|View of Santa Ana National Wildlife Refuge, Hidalgo Co., Texas|
I was barely off the jet when I headed to the Santa Ana National Wildlife Refuge. There I swore, cursed and grumbled nastily as I hiked into the refuge with hopes of seeing one or two juvenile Northern Jacanas. We hates the hiking... soon I was deep in the refuge, staring at reeds and sedges in a hopeful manner. Then a nice pair of Canadians, one lugging a spotting scope, arrived. On their faces, a look of complete boredom. We chatted, when one of the gentlemen, raised his arm and pointed and calmly stated: "There's one."
Sure enough, far off in shallow reeds I could see a long legged rail-ish sort of bird darting about.
|Youngster Northern Jacana|
The Northern Jacana is one of the species I assumed I wouldn't see in my lifetime, they are that rare north of the border. On the left is a photo (again, not mine) of an adult Northern Jacana. Note the wicked yellow spurs on the wing joints. The birds use the spurs in combat with each other, and give the species a Jurassic look.
There used to be about 40 of these birds in a refuge in Texas, but that population died out. Now it is a treat for a bird or two to wander over the border and grace the wetlands of Texas. Well worth coming down to the Big Star State for a peek.
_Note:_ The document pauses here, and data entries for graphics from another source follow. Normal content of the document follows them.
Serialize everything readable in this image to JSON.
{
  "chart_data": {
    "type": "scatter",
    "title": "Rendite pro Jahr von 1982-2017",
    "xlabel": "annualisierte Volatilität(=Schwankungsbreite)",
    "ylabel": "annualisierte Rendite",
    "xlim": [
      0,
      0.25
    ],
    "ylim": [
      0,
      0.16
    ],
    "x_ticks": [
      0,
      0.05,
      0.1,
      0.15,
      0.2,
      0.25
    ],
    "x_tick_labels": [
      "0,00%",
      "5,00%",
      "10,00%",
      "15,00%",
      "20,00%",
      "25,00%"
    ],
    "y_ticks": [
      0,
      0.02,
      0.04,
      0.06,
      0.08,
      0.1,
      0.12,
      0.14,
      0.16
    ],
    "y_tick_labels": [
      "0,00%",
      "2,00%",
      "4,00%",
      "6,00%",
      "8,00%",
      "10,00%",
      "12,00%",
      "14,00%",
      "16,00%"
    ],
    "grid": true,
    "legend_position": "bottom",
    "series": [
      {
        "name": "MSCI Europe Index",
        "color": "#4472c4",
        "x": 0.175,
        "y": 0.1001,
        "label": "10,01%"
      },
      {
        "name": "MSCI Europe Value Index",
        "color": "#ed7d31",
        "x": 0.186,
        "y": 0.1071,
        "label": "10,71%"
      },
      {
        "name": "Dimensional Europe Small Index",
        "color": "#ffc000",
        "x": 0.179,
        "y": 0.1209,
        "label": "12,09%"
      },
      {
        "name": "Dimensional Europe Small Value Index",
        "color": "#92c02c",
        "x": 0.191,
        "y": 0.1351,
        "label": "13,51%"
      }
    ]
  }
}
Now, I did not come down to Texas specifically to see the next species I went after. The Red-crowned Parrots are always around the Valley, but as I never managed to see them before, so might as well make a go at them now. So with a little internet research, toward's day's end, I drove to an ordinary enough little suburban street in McAllen, Texas. I roamed up and down Dallas Street with eyes and ears focused. The Red-crowns are increasingly rare in its native Mexico, but happily, they thriving in South Texas. I think of the Texas population as a savings account species, meaning if their numbers go missing in Mexico from illegal pet trade snaring, there is a population in Texas so the species has a buffer against extinction.
As twilight approached, After 45 minutes I was convinced I wasn't going to find the parrots. After all, normally the noisy birds are found by spreading 'spotters' with communication devises around so when one finds the parrots, everyone can race to the spot. Here I was, all by my lonesome, trying to do the work of twenty birders on foot.
Suspicious squawks rang out.
I headed towards the sound, and faced a couple of suburban homes with tall trees canopied over their roofs - and there they were - LIFERS!
|Red-crowned Parrots Photo by Brian Plath|
Suddenly like a cannon shot, parrots SCREAMED, shooting out of the trees, hysterical flocks, frantically flying off . Nearly as startled as the birds, I watched as they disappeared, wondering, 'what the...? Most likely a predator scared them, but what?Owl? Raccoon? Cat? I'll never know. I waited around but the birds never returned, so I headed back to my motel. The score for this impromptu trip was two lifer species, and that's not too shabby a start.